A one(two-sided) Fisher's Exact test gives p-value = 0.092284.
function p = fexact(k, x, m, n)
%FEXACT Fisher's Exact test.
% Y = FEXACT(K, X, M, N) calculates the P-value for Fisher's
% Exact Test.
% K, X, M and N must be nonnegative integer vectors of the same
% length.

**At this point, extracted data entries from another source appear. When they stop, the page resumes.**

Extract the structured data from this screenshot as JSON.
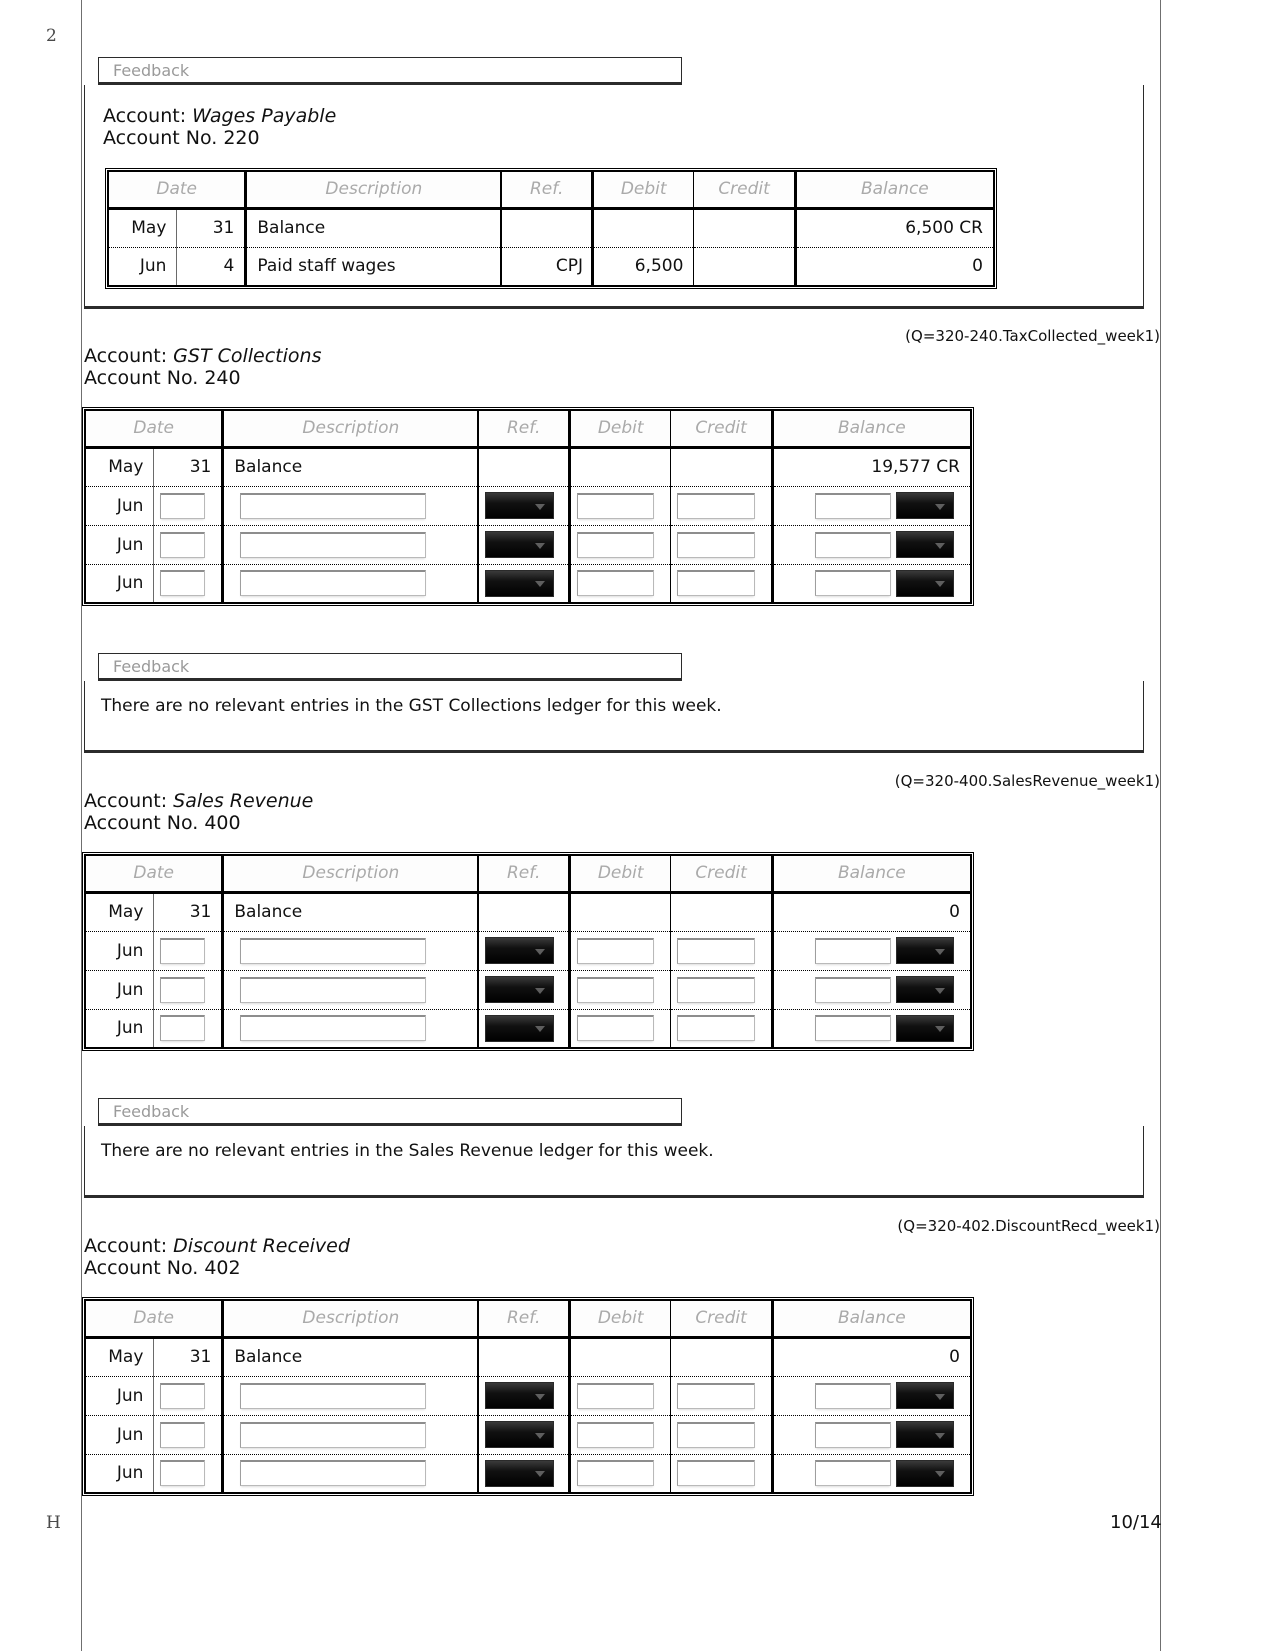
{
  "page": {
    "crop_mark_top": "2",
    "crop_mark_bottom": "H",
    "page_number": "10/14"
  },
  "feedback_label": "Feedback",
  "table_headers": {
    "date": "Date",
    "description": "Description",
    "ref": "Ref.",
    "debit": "Debit",
    "credit": "Credit",
    "balance": "Balance"
  },
  "sections": [
    {
      "id": "wages-payable",
      "account_prefix": "Account: ",
      "account_name": "Wages Payable",
      "account_no_line": "Account No. 220",
      "rows": [
        {
          "type": "static",
          "month": "May",
          "day": "31",
          "description": "Balance",
          "ref": "",
          "debit": "",
          "credit": "",
          "balance": "6,500 CR"
        },
        {
          "type": "static",
          "month": "Jun",
          "day": "4",
          "description": "Paid staff wages",
          "ref": "CPJ",
          "debit": "6,500",
          "credit": "",
          "balance": "0"
        }
      ]
    },
    {
      "id": "gst-collections",
      "question_id": "(Q=320-240.TaxCollected_week1)",
      "account_prefix": "Account: ",
      "account_name": "GST Collections",
      "account_no_line": "Account No. 240",
      "rows": [
        {
          "type": "static",
          "month": "May",
          "day": "31",
          "description": "Balance",
          "ref": "",
          "debit": "",
          "credit": "",
          "balance": "19,577 CR"
        },
        {
          "type": "input",
          "month": "Jun"
        },
        {
          "type": "input",
          "month": "Jun"
        },
        {
          "type": "input",
          "month": "Jun"
        }
      ],
      "feedback": "There are no relevant entries in the GST Collections ledger for this week."
    },
    {
      "id": "sales-revenue",
      "question_id": "(Q=320-400.SalesRevenue_week1)",
      "account_prefix": "Account: ",
      "account_name": "Sales Revenue",
      "account_no_line": "Account No. 400",
      "rows": [
        {
          "type": "static",
          "month": "May",
          "day": "31",
          "description": "Balance",
          "ref": "",
          "debit": "",
          "credit": "",
          "balance": "0"
        },
        {
          "type": "input",
          "month": "Jun"
        },
        {
          "type": "input",
          "month": "Jun"
        },
        {
          "type": "input",
          "month": "Jun"
        }
      ],
      "feedback": "There are no relevant entries in the Sales Revenue ledger for this week."
    },
    {
      "id": "discount-received",
      "question_id": "(Q=320-402.DiscountRecd_week1)",
      "account_prefix": "Account: ",
      "account_name": "Discount Received",
      "account_no_line": "Account No. 402",
      "rows": [
        {
          "type": "static",
          "month": "May",
          "day": "31",
          "description": "Balance",
          "ref": "",
          "debit": "",
          "credit": "",
          "balance": "0"
        },
        {
          "type": "input",
          "month": "Jun"
        },
        {
          "type": "input",
          "month": "Jun"
        },
        {
          "type": "input",
          "month": "Jun"
        }
      ]
    }
  ]
}
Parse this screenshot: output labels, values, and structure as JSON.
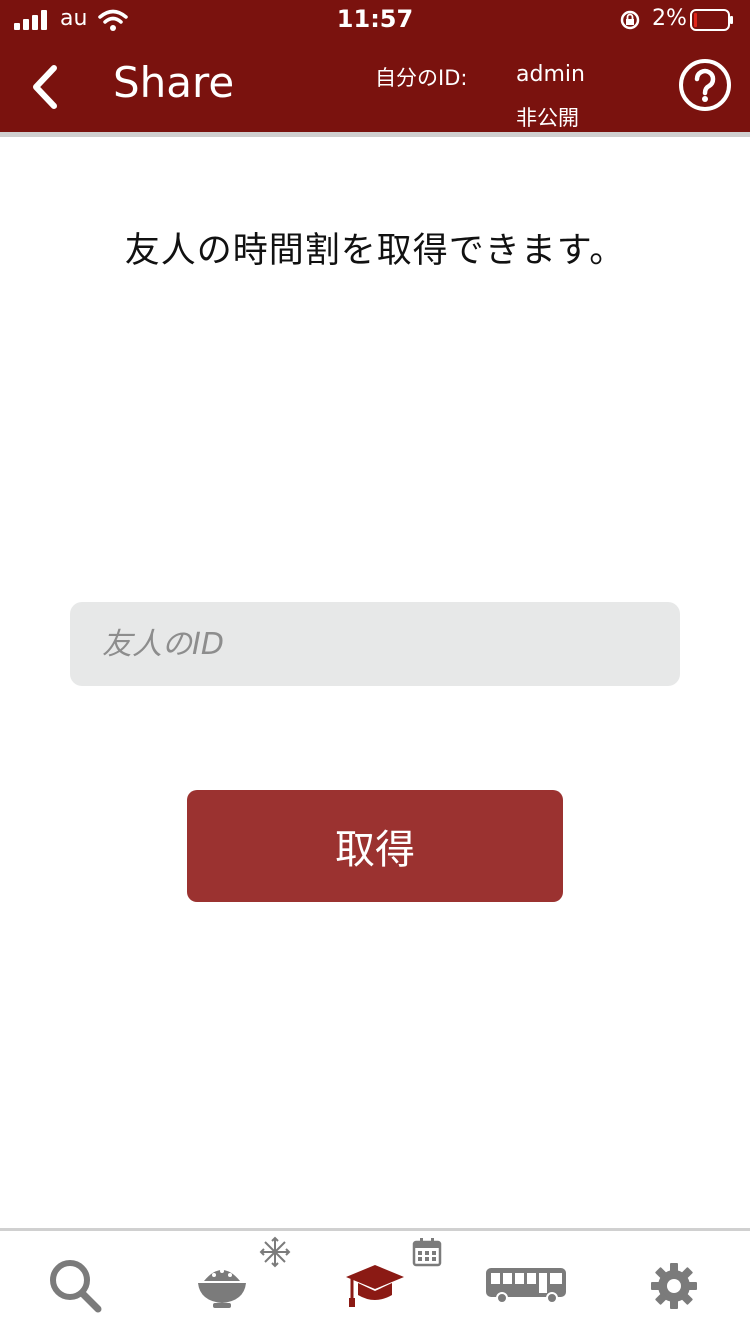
{
  "status_bar": {
    "carrier": "au",
    "time": "11:57",
    "battery": "2%"
  },
  "nav": {
    "title": "Share",
    "my_id_label": "自分のID:",
    "my_id_value": "admin",
    "my_id_visibility": "非公開"
  },
  "main": {
    "intro": "友人の時間割を取得できます。",
    "friend_id_placeholder": "友人のID",
    "get_button": "取得"
  },
  "colors": {
    "header": "#7a120e",
    "button": "#9b3230",
    "active_tab": "#8b1a14",
    "inactive_tab": "#7b7b7b"
  },
  "tabs": [
    {
      "icon": "search-icon",
      "active": false
    },
    {
      "icon": "rice-bowl-icon",
      "active": false
    },
    {
      "icon": "graduation-cap-icon",
      "active": true
    },
    {
      "icon": "bus-icon",
      "active": false
    },
    {
      "icon": "gear-icon",
      "active": false
    }
  ]
}
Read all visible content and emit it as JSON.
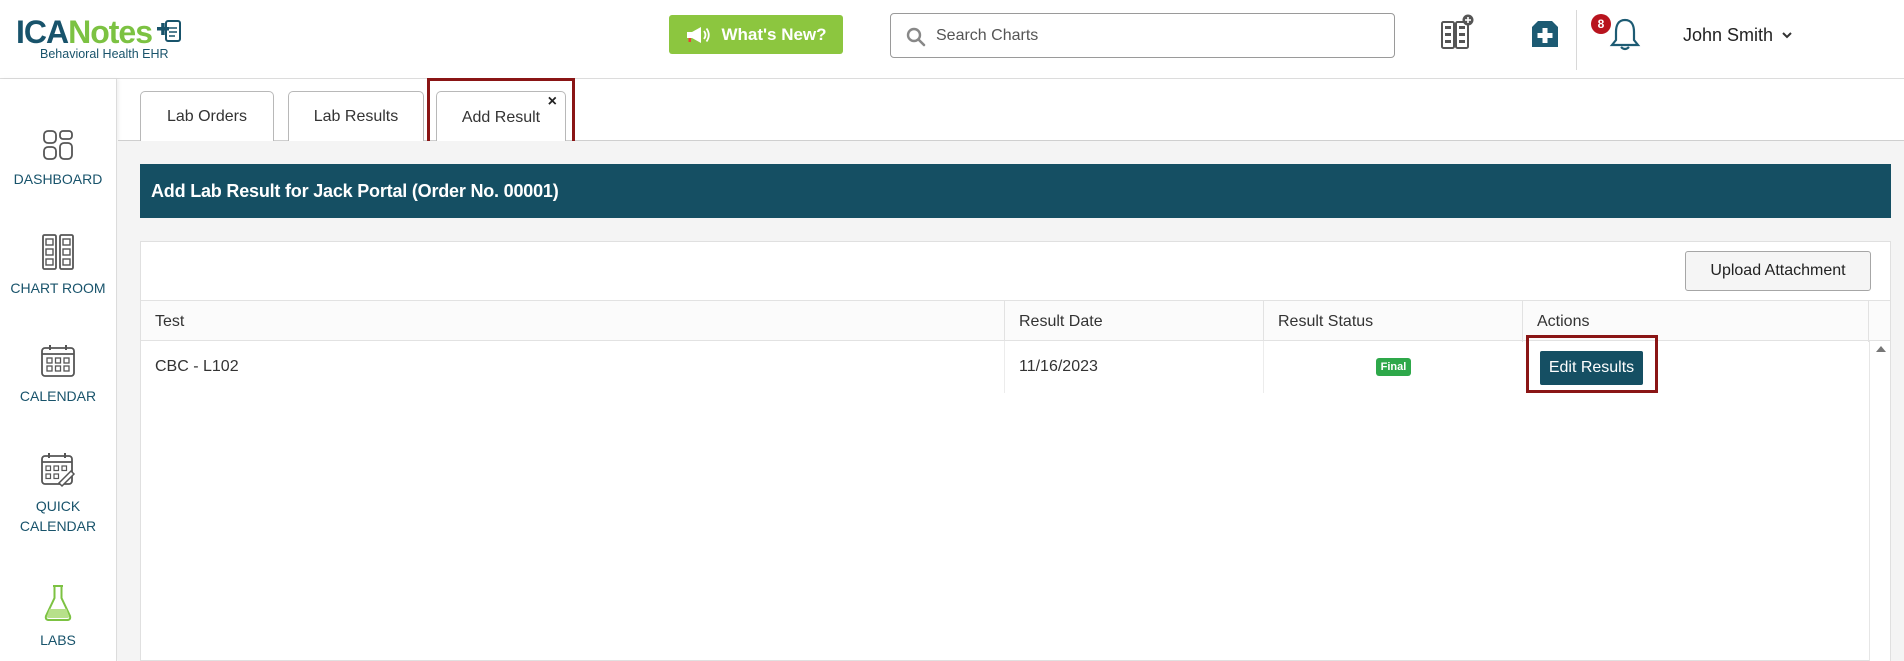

The following must also hold:
% X <= N <= M, X <= K <= M and K + N - M <= X. Here:
% K is the number of items in the group,
% X is the number of items in the group with the feature,
% M is the total number of items,
% N is the total number of items with the feature,
if nargin < 4
help(mfilename);
return;
end
nr = length(k);
if nr ~= length(x) | nr ~= length(m) | nr ~= length(n)
help(mfilename);
return;
end
na = nan;
v = na(ones(nr, 1));
mi = max(0, k + n - m);
ma = min(k, n);
d = hygepdf(x, m, k, n) * (1 + 5.8e-11);
for i = 1:nr
y = hygepdf(mi(i):ma(i), m(i), k(i), n(i));
v(i) = sum(y(y <= d(i)));
end
p = max(min(v, 1), 0);
p(isnan(v)) = nan;
For your example, try fexact(1e6, 3, 2e6, 13).